I didn’t see this as a large issue, though. Books tend to be didactic in nature; the Odyssey doesn’t have to be an exception. And if Chapman felt that an ornate and quaint translation of the original Greek – or Latin, or whatever language it was originally composed/recited in – was necessary to retain its breadth and power, then so be it. I loved the Chapman translation! The only aspect in which I preferred Fitzgerald’s translation was the spelling of names in the Greek manner, whereas Chapman used the Latin – Telemachus, instead of the Greek Telemakhos, for instance. It was only a minor thing, though.

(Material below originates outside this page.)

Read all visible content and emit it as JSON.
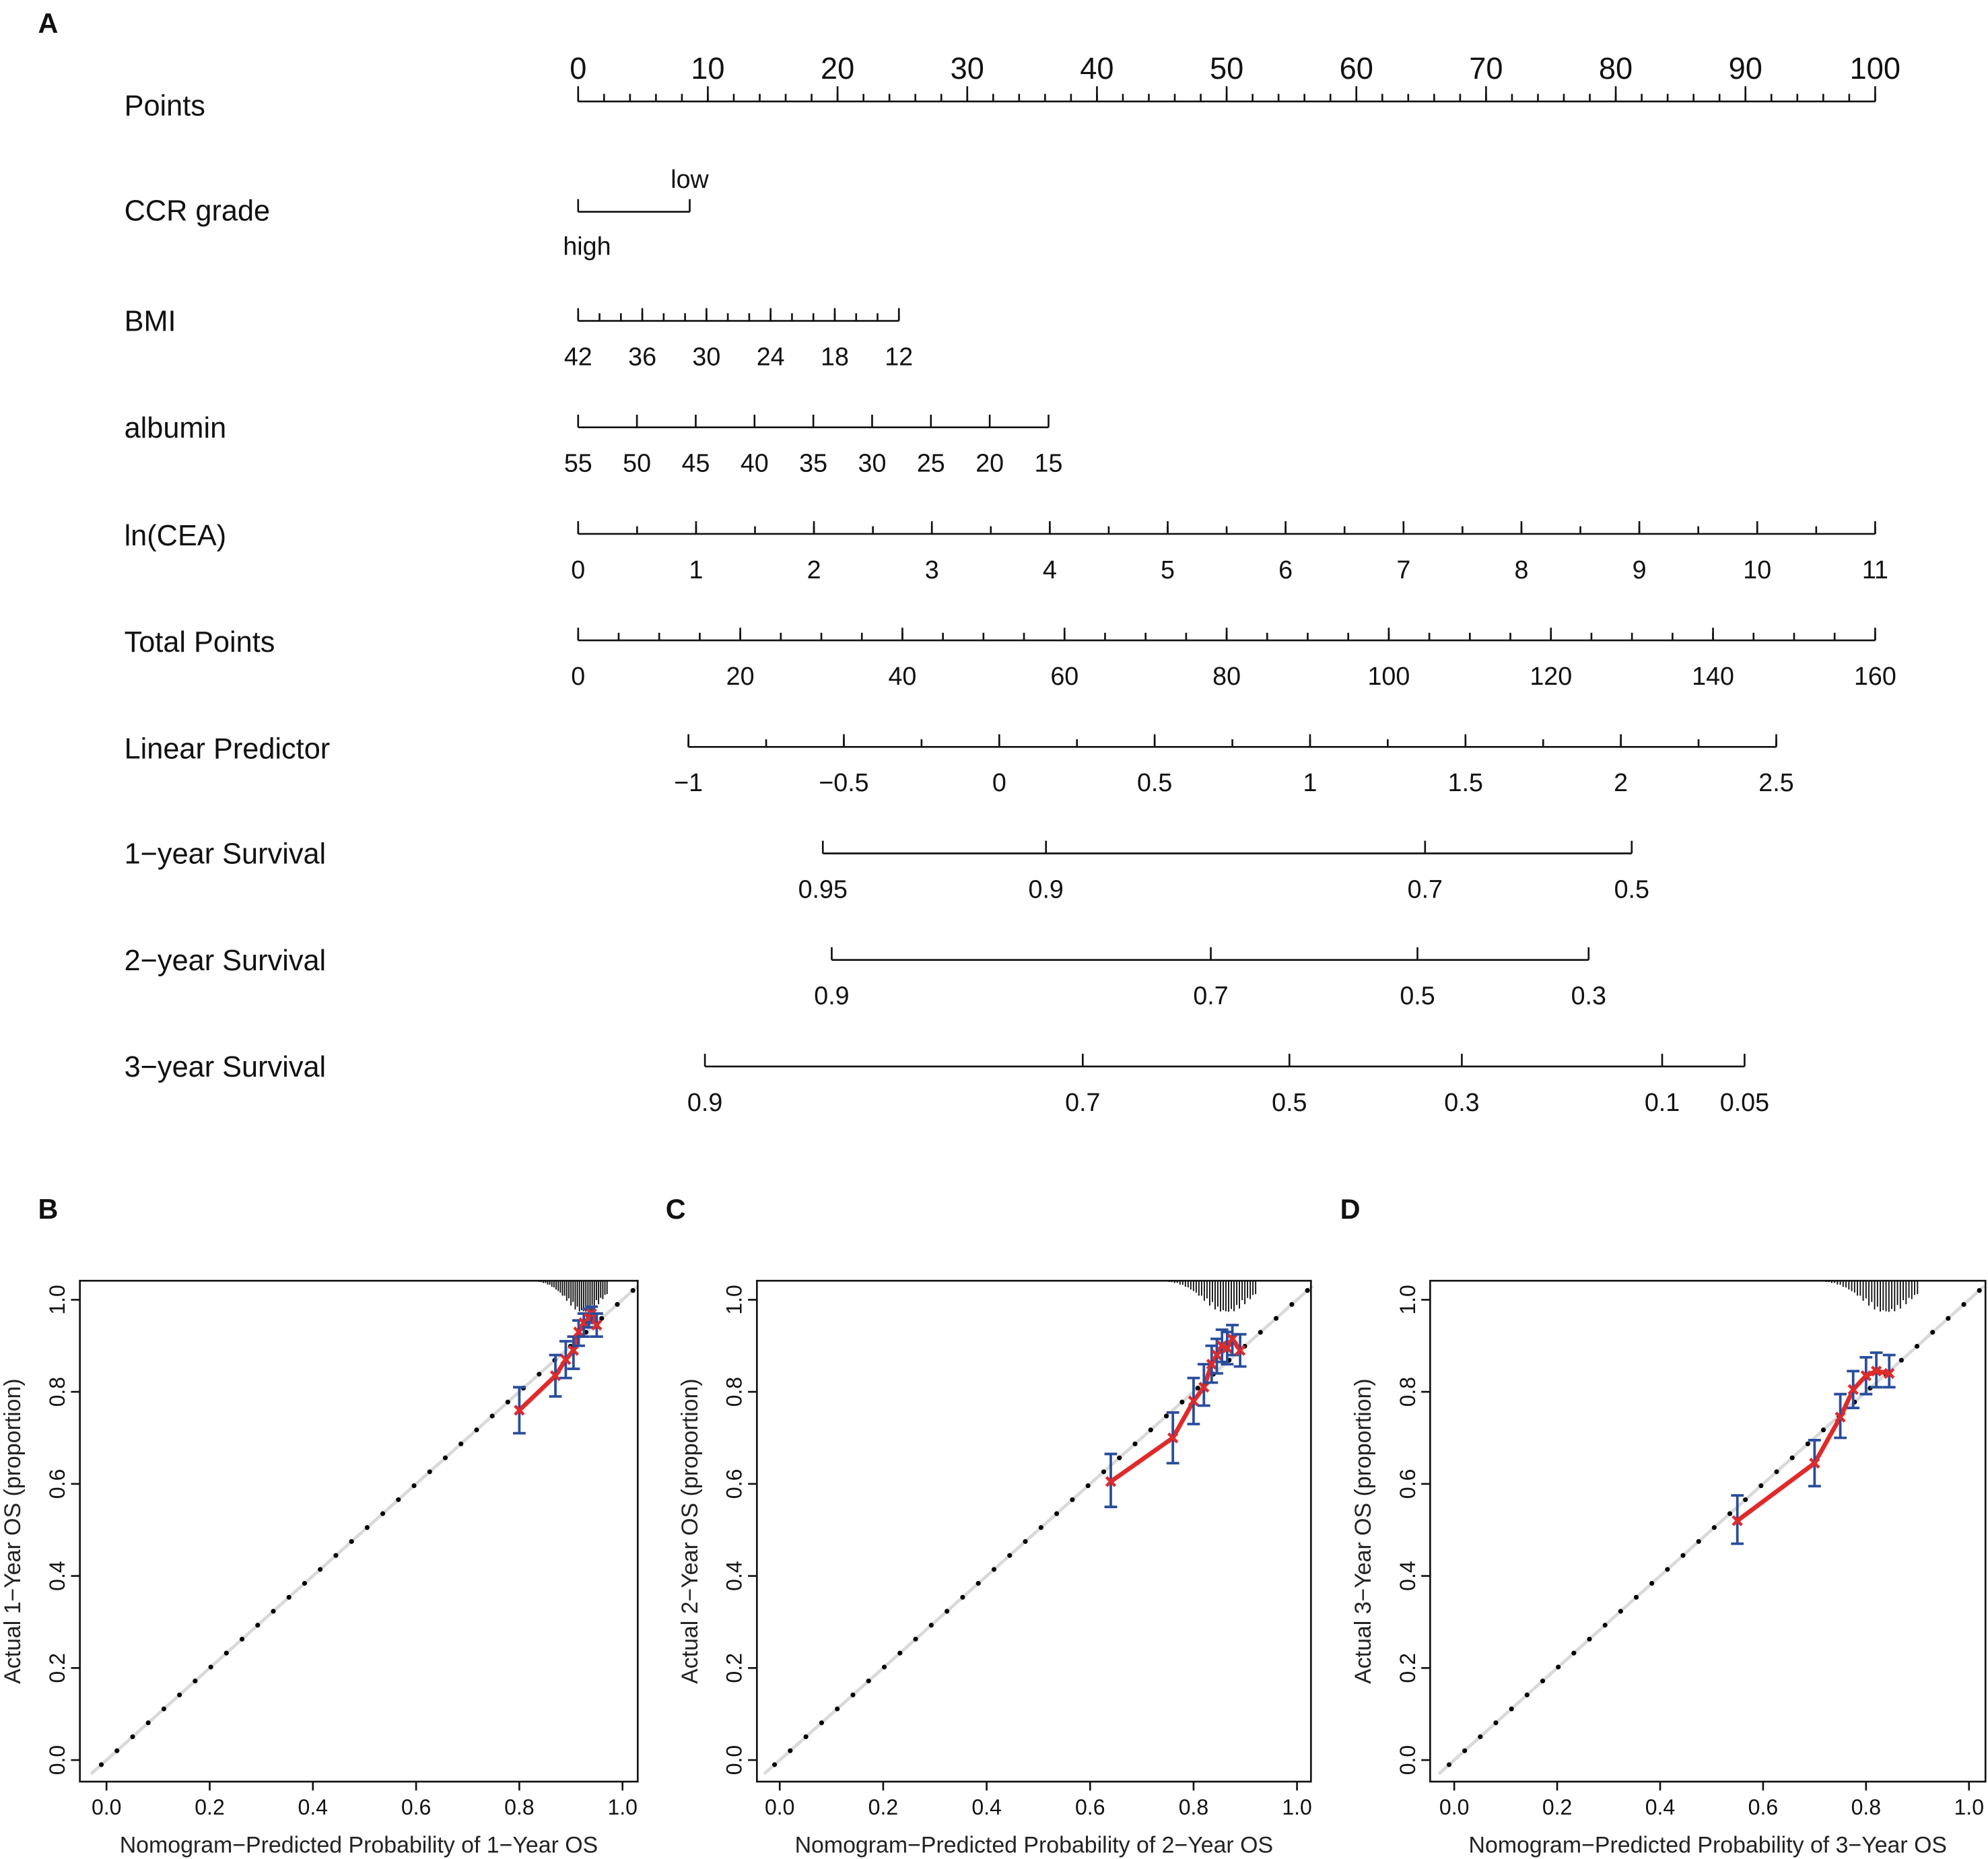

Reading The Odyssey was a valuable and enriching experience, and I look forward to reading the other books on my Really Old Classics list. As well as becoming acquainted with the figures of Greek mythology, I have also come away with a deep regard for “Homer” – whether he be the [widely accepted] blind bard, or an ambiguous term for several generations of poets. After reading The Odyssey, I think I was truly able to understand why this poem is considered one of the cornerstones of the Western literary canon.